India’s Top Company: PI Industries Shocker for Investors

The top company in India is Reliance Industries with a market cap of $90 billion. The company has seen a steep fall in its share price, amidst commodity price woes, weak global demand, and much lower crude prices. However, it has a strong cash position, and its low-cost refining business should benefit as crude prices increase. Consequently, the share price of the company has fallen by more than 50% year-to-date and currently trades at Rs 471 per share, down by almost 20% from the beginning of the year. The top stocks of the country are TCS, HDFC Bank, ICICI Bank, SBI, RIL, and Infosys, which have respectively fallen by 9%, 11%, 11%, 13%, 19%, and 21% YTD.

Banking & Financial Services

Banking and financial services have taken a hard hit due to the slowdown in lending and reduced investments in equity. Many banks have been struggling with huge non-performing assets, making it difficult to raise equity. Consequently, the sector has seen a significant fall in the share price of most of the banks. The Nifty Banking sub-index has fallen by almost 40% since the beginning of the year. Indian banks have been under pressure in recent times due to a host of challenges, including stressed assets, slowing revenue growth, and increasing regulatory burdens. However, some banks have started taking steps toward resolving their NPAs and this could be a positive.

Real Estate

Real Estate has been one of the worst-hit sectors due to the slowdown in the economy. The sector was expected to grow at a fast pace owing to the government’s decision to make the process of acquiring land easier. However, the sector has not been able to recover from the slowdown in economic activities. The sub-index of Real Estate has fallen by more than 50% since the beginning of the year. Real estate is a cyclical business and the industry has been under pressure in recent times due to a host of challenges, including delays in the implementation of projects and reduced demand. Prices have fallen in most major real estate markets and sales volumes have declined significantly owing to weak investor sentiment.

Consumer Discretionary

The sub-index of Consumer Discretionary has fallen by almost 40% since the beginning of the year, owing to the slowdown in the economy and the rise in trade tensions. The slowdown in the economy is expected to have a negative impact on the retail sector as household spending slows down due to lower disposable income. Trade tensions between the US and China have escalated in recent times with both economies imposing tariffs on goods imported from each other’s economies. The sub-index of this sector has fallen by almost 40% since the beginning of the year.
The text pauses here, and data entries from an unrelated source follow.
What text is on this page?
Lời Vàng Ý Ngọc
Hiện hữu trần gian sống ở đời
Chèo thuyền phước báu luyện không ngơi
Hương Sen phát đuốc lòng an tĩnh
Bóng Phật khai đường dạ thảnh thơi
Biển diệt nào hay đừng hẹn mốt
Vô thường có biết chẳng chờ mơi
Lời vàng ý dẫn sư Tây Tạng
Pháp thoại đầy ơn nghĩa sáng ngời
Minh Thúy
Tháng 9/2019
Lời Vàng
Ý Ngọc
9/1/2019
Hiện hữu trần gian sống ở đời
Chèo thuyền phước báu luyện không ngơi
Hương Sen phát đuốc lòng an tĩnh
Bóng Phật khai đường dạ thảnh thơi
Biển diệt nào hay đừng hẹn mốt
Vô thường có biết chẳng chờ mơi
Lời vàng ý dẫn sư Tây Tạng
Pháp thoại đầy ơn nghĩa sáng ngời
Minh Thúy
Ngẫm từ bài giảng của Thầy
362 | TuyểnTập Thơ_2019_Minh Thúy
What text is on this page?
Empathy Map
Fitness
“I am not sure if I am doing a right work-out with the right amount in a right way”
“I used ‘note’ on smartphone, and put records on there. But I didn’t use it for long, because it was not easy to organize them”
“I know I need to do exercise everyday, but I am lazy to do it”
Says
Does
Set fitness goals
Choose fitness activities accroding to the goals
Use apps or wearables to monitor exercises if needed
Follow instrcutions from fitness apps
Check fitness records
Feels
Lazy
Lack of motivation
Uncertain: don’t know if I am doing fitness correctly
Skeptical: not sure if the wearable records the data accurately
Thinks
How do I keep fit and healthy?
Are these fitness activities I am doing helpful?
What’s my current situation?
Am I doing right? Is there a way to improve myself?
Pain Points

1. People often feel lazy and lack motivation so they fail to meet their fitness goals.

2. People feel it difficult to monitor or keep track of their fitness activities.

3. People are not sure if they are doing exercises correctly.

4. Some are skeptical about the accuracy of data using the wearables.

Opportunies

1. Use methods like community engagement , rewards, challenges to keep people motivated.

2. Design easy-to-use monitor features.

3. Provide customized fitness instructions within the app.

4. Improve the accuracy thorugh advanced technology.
However, the sector has been showing signs of recovery in recent times.

Conclusion

In conclusion, it is important to note that the stock market is a long-term investment option and has had a positive return in the past decade. Therefore, it is important to understand that the stock market is a long-term investment option and not a short-term trading strategy. The best strategy to follow while trading in the stock market is to buy low and sell high, which is difficult to do especially in the short term. Therefore, investors need to be patient and remember the famous idiom “buy low, sell high” to make the most of their investments in the stock market.